Il governo cambia mappa

Province Dopo la bocciatura della Consulta, l’esecutivo ci ritenta. Il Consiglio dei ministri approva il disegno di legge costituzionale per cancellare le province. La parola sarà abolita dalla Carta

Pubblicato più di 11 anni faEdizione del 6 luglio 2013
C. L.ROMA

Come annunciato il governo ha varato ieri un disegno di legge costituzionale con il quale punta ad abolire completamente le province. E’ la strada scelta dopo che la Consulta ha bocciato il percorso indicato in precedenza dal governo Monti. Il testo verrà sottoposto ora alla Conferenza unificata, ma intanto ieri Enrico Letta ha sollecitato il parlamento ad approvarlo in tempi rapidi. «E’ un provvedimento molto forte perché interviene sulla Costituzione, il parlamento tenga contro dell’urgenza», ha detto il premier al termine del consiglio dei ministri. Ma contro il testo si sono già espressi sia il presidente dell’Upi Antonio Saitta, che i sindacati. «Gli italiani sanno perfettamente quali sono i servizi che le province garantiscono e su quello chiedono il conto – ha detto i primo -; non si faranno abbindolare dalla solita mossa della politica che annuncia che tutto cambierà per non risolvere nulla». Cgil, Cisl e Uil parlano invece di «colpo di mano» sulle riforme.

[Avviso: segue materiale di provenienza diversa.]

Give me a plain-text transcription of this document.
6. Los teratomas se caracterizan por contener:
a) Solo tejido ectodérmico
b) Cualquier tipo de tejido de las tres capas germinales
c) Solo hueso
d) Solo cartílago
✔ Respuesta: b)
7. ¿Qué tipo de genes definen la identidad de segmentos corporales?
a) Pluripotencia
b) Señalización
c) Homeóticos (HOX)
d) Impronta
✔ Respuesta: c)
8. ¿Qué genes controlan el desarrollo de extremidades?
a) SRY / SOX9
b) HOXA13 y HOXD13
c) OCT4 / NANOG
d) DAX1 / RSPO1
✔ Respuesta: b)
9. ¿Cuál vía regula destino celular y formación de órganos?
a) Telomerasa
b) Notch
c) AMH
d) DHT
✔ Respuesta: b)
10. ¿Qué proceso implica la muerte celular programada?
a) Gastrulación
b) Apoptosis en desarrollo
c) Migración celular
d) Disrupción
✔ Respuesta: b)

La telenovela delle province potrebbe essere arrivata alla fine, anche se non mancano i dubbi specialmente per quanto riguarda proprio i tempi di approvazione del ddl. Di sicuro c’è il fatto che questa volta il governo ha scelto di intervenire in maniera radicale cancellando ogni riferimento alle province presente nella Costituzione. In particolare si interviene sull’articolo 114, dove si dice che la Repubblica è formata da comuni, province, città metropolitane, regioni e Stato, per poi proseguire cancellando i riferimenti presenti anche negli articoli 117, 118, 119 e 120, abrogando infine anche il secondo comma dell’articolo 132 e il primo comma del 133. Entro sei mesi dall’approvazione della legge le province non dovranno più esistere, mentre un disegno di legge provvederà alla divisione dei compiti oggi di loro competenza, molto probabilmente tra comuni e regioni.
«Il ddl costituzionale era la strada maestra da seguire», ha spiegato il ministro per la Pubblica amministrazione Giampiero D’Alia per il quale «cinque livelli territoriali di governo sono troppi e non rendono un buon servizio ai cittadini». Interventi ad hoc sono previsti invece per quanto riguarda le province in scadenza naturale.

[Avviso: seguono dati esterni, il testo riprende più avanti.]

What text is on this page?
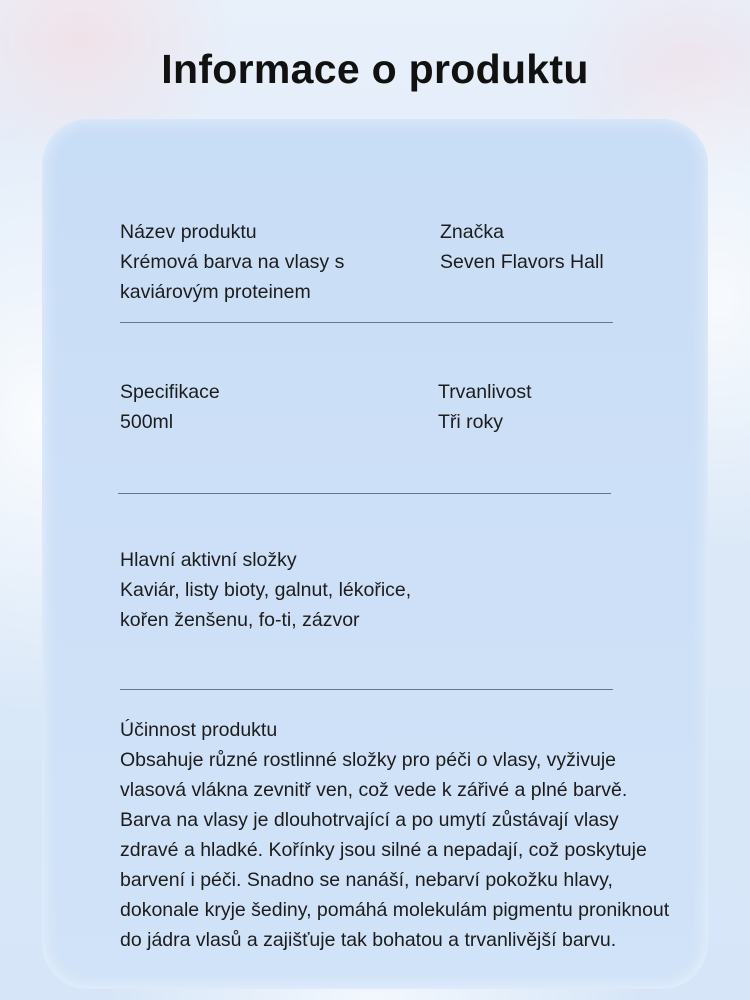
Informace o produktu
Název produktu
Krémová barva na vlasy s
kaviárovým proteinem
Značka
Seven Flavors Hall
Specifikace
500ml
Trvanlivost
Tři roky
Hlavní aktivní složky
Kaviár, listy bioty, galnut, lékořice,
kořen ženšenu, fo-ti, zázvor
Účinnost produktu
Obsahuje různé rostlinné složky pro péči o vlasy, vyživuje
vlasová vlákna zevnitř ven, což vede k zářivé a plné barvě.
Barva na vlasy je dlouhotrvající a po umytí zůstávají vlasy
zdravé a hladké. Kořínky jsou silné a nepadají, což poskytuje
barvení i péči. Snadno se nanáší, nebarví pokožku hlavy,
dokonale kryje šediny, pomáhá molekulám pigmentu proniknout
do jádra vlasů a zajišťuje tak bohatou a trvanlivější barvu.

Al di là dei tempi più o meno rapididel parlamento, sono ancora molte le domande in attesa di una risposta. A partire, ad esempio, dall’ammontare dell’effettivo risparmio ottenuto. Alcune stime parlano di un possibile risparmio compreso tra i 400 e i 500 milioni di euro, ma non esistono cifre sicure. Da non dimenticare poi che il grosso della spesa è dovuto al costo del personale, 57 mila dipendenti in attesa di conoscere il loro destino. Ieri Letta ha assicurato l’intenzione del governo di salvaguardare i posti di lavoro, come però è tutto da vedere. La strada più probabile è una divisione del personale tra regioni e comuni con il rischio – o meglio la quasi certezza – di creare però degli esuberi. Molto probabilmente i risparmi reali si avranno solo con la progressiva andata in pensione dei lavoratori.
Stessa cosa per quanto riguarda le funzioni. Capitolo tutt’altro che secondario visto che le province si occupano, tra l’altro, anche di settori fondamentali come il trasporto locale, la manutenzione di strade e scuole, cultura, tutela del territorio e dell’ambiente.
«Oggi abbiamo posto solo alcune premesse», ha spiegato il ministro per le Riforme Gaetano Quagliarello. «Bisognerà aspettare i termini della sentenza della Corte costituzionale, poi il ministro Delrio proporrà un intervento con una legge ordinaria».
Il governo incassa il via libera del presidente dell’Abi Antonio Patuelli, ma non mancano le critiche in arrivo dai direti interessati. Come quelle rivolte ieri al premier dal presidente della provincia di Salerno, Antonio Iannone: «Letta cerca di dare rassicurazioni su dipendenti e funzioni – ha detto – ma non spiega con quali modalità e risorse saranno tutelati e assicurati. Veramente una farsa che indigna. C’era tutto il tempo per fare una riforma seria e invece, anche questa volta, è stata servita l’Italietta».